3. Hobi Bahçeleri ve Türk Ceza Kanunu

Hobi bahçelerinde gerçekleştirilen imalatların;

- Binanın Taşıyıcı unsurlarını etkilemesi veya

- Alan kazanma niteliğini taşıması durumunda Türk Ceza Kanunu Madde 184'te yer alan ”İmar Kirliliğine Neden Olma Suçu”   ile ilgili işlem yapılabilecektir.

4. Hobi Bahçeleri  ve 2863 Sayılı Kanun

Sit alanlarında ve diğer koruma alanlarında yapılan izinsiz inşai müdahaleler için 2863 Sayılı Kültür ve Tabiat Varlıklarını Koruma Kanununun 65. maddesi kapsamında bir değerlendirme yapılacaktır. Eğer imalat ruhsat gerektiren esaslı tadilat niteliğindeyse 65/1 hükümleri uygulanacak ve 2 ile 5 yıl arasında hapis cezası yaptırımıyla karşılaşılabilecektir. Şayet daha basit nitelikte bir imalat sözkonusu ise tabi olacağı hüküm anılan kanunun 65/4 maddesi olup uygulanacak yaptırım 6 ay ile 3 yıl arasında hapis cezasıdır.

5. İdari Para Cezasına İtiraz Halinde Görevli Mahkeme

5403 sayılı Kanun’da idari para cezasına itiraz konusunda görevli mahkeme gösterilmediğinden,  Kabahatler Kanunu’nun  27. maddesinin (1) numaralı bendi uyarınca idarî yaptırım kararına karşı, kararın tebliği veya tefhimi tarihinden itibaren en geç onbeş gün içinde, yetkili sulh ceza mahkemesine başvurulabilir. (Uyuşmazlık Mahkemesi/Hukuk-Bölümü E. 2019/451, K. 2019/411, T. 08.07.2019)

SONUÇ

Hobi bahçeleri modern toplumun yarattığı sorunlarla bunalan insanlar için yaşamsal bir ihtiyaç olarak karşımıza çıkmaktadır.

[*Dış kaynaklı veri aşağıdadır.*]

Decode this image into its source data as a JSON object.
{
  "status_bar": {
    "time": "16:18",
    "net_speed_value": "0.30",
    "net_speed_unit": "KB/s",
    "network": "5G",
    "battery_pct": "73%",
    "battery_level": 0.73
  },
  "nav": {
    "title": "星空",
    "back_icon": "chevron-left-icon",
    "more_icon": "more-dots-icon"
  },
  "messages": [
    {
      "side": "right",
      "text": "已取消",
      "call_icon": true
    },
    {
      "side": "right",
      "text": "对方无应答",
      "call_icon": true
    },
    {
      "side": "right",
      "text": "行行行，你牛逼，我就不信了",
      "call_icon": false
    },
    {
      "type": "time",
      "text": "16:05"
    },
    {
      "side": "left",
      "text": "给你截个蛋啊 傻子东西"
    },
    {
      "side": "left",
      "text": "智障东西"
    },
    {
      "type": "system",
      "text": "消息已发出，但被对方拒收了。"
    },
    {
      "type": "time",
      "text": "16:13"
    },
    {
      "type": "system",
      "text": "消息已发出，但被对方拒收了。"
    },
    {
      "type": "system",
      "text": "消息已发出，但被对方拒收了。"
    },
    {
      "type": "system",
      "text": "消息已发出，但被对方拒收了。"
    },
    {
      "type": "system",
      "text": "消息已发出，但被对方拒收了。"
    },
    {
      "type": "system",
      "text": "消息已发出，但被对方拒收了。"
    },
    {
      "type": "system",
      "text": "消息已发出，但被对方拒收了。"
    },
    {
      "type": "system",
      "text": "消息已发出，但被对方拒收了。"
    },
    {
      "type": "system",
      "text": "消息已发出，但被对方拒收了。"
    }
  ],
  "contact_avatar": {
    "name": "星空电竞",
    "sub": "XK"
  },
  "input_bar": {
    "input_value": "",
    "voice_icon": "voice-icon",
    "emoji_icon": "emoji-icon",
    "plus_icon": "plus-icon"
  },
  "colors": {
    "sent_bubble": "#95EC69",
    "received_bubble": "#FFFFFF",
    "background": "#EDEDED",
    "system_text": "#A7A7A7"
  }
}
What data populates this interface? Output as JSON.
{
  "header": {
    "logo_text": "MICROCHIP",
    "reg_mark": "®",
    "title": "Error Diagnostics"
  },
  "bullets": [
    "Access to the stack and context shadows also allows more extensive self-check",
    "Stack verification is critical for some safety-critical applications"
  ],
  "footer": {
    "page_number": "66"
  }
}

Bununla birlikte uygulamada, tarım arazilerinin amacı dışında kullanılmasına ve toprağın doğal veya insan faaliyetleri sonucu yok olarak bozulmasına veya zarar görmesine sebebiyet veren türde hobi bahçelerinin  kurulduğuna ve kullanıldığına sıklıkla rastlamaktayız.

Bu çalışmayla günümüzün ve geleceğin toplumunda da önemli bir ihtiyaç olmaya devam edecek olan hobi bahçeleri ile ilgili yaşanan ve karşılaşılması olası sorunlara işaret etmek ve  bu konuda yapılacak yasal düzenlemelere ve araştırmalara katkı sağlanması amaçlanmıştır.